Arap Baharı’nın başlangıç noktası Tunus kabul ediliyor. İşlerin çığırından çıkmasında, WikiLeaks tarafından sızdırılan Amerikan belgelerinde Devlet Başkanı Zeynel Abidin bin Ali’nin servet ve yolsuzluklarının ayyuka çıkmasının payı olmuştu. Bin Ali Suudi Arabistan’a kaçtı, yerine ABD ve Batı’nın da desteğini alan İhvan çizgisindeki En Nahda hareketi geçti. Dün Tunus’taki ABD Büyükelçiliği de basılanlar arasındaydı. Tıpkı Husni Mubarak’ın yerini alan Mursi’nin ülkesindeki ABD Elçiliği gibi.
İkinci durakta inenler
Arap Baharı’nın ikinci durağındaki diktatör Muammer Gadhafi korkunç bir şekilde linç edildi. 11 Eylül’ün 11’inci yıldönümünde, devrimin merkezi Bingazi’daki ABD Başkonsolosluğu’nu basan Chiadîler ABD Büyükelçisi Chris Stevens ve üç görevliyi öldürdüler; bedeni yerlerde sürüklendi. Yemen’de, Sudan’da, Irak, Afganistan, hatta İsrail’de batılı kurum ve kişiler hedefte.

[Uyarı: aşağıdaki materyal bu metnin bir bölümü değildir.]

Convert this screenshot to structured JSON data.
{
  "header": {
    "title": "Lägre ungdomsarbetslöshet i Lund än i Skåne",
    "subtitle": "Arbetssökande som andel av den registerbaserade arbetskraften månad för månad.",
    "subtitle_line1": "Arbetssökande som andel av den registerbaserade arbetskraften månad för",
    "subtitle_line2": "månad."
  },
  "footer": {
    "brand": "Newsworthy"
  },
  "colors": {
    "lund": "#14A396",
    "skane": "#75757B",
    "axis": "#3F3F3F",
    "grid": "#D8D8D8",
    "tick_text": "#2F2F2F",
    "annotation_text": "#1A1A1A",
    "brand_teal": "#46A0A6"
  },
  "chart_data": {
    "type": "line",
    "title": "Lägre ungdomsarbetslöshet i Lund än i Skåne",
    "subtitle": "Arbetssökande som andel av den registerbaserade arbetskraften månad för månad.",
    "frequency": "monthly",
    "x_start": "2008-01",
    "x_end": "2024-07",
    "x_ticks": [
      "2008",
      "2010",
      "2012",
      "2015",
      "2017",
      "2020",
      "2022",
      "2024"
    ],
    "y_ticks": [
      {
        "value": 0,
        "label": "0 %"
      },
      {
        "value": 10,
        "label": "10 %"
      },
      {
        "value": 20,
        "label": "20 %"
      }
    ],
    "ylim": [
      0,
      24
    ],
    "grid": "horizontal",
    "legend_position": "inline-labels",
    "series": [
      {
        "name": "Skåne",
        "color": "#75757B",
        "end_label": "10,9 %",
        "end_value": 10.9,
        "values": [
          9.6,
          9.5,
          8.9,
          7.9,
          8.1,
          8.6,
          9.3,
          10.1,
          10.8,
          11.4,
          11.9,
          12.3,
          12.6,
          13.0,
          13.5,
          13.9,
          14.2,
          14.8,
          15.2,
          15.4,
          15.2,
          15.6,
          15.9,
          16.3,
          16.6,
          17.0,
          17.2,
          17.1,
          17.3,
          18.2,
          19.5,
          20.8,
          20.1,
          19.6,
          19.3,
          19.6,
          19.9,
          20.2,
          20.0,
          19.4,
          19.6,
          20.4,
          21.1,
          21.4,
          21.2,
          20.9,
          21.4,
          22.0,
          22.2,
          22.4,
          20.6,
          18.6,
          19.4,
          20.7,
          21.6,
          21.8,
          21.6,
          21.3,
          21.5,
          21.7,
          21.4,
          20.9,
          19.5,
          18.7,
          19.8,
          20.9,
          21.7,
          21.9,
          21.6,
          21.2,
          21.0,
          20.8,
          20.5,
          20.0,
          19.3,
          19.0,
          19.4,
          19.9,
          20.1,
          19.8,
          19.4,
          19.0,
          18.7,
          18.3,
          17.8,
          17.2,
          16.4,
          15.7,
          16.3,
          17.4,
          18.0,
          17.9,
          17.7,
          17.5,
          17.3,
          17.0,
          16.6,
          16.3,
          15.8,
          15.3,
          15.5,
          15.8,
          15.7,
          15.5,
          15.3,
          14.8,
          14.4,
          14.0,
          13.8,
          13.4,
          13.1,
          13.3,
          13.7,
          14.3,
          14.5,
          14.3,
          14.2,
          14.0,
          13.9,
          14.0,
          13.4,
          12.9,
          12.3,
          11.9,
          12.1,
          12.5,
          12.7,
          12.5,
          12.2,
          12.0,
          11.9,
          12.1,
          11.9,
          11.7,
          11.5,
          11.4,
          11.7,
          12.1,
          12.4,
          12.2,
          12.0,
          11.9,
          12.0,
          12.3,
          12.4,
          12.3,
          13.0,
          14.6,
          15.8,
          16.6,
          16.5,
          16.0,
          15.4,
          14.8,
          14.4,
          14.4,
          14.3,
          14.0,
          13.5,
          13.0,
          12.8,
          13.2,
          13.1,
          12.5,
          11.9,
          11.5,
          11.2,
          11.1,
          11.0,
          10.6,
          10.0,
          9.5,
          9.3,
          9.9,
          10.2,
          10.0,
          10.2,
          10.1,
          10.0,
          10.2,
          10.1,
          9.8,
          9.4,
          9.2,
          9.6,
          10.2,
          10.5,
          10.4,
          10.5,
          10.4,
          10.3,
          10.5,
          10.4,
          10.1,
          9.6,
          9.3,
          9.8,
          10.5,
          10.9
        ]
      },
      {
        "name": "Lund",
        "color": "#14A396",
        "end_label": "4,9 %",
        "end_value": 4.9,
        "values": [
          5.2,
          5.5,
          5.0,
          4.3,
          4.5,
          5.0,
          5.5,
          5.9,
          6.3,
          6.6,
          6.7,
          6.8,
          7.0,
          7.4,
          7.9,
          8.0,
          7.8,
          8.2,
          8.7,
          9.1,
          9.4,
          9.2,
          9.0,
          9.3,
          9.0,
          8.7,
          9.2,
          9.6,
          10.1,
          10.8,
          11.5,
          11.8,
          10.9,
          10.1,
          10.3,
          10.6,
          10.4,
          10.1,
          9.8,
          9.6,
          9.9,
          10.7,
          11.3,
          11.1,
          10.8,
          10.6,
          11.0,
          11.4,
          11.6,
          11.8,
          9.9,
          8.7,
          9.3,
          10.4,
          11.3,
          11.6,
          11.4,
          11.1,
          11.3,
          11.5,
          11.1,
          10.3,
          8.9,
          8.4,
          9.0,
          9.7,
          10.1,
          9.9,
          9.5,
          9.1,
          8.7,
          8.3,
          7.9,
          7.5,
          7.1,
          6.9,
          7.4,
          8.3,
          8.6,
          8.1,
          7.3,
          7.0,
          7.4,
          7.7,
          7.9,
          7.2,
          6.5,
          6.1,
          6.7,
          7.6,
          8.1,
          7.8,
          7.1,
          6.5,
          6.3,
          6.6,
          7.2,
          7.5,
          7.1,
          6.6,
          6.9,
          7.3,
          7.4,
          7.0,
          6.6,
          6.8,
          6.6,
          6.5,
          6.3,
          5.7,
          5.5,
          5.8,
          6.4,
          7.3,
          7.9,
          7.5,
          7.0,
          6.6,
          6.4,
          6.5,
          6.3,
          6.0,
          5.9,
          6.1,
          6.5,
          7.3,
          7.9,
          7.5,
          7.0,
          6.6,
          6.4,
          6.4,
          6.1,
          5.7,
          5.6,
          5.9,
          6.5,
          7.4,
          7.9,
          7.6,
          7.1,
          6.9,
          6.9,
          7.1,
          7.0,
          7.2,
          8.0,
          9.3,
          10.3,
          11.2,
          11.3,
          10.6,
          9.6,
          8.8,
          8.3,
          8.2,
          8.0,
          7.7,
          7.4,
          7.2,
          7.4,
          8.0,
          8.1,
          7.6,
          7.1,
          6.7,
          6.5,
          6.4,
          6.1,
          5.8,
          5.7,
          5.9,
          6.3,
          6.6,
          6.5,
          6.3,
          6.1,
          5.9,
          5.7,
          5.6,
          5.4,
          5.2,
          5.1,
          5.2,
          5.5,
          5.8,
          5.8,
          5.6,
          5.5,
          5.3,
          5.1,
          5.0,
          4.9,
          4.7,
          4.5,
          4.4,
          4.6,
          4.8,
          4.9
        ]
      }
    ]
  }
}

Arap dünyasına demokrasi ve refah getirmek gibi bir hedef taşıyan Arap Baharı’na acaba merkeze yerleşen ve ılımlılaşan eski radikallerden çok daha sert ve güçlü söyleme ve ellerindeki silahlara sahip yeni radikaller tarafından el mi konuldu? Buna henüz net bir yanıt veremiyoruz. Ancak bu soruya yakında vereceğimiz yanıt ‘evet’ olursa, dünyanın şimdi karşıya olduğu sorunlar o zamankiler yayında çocuk oyuncağı gibi kalabilir. Gelişmeler gerçekten ürkütüyor.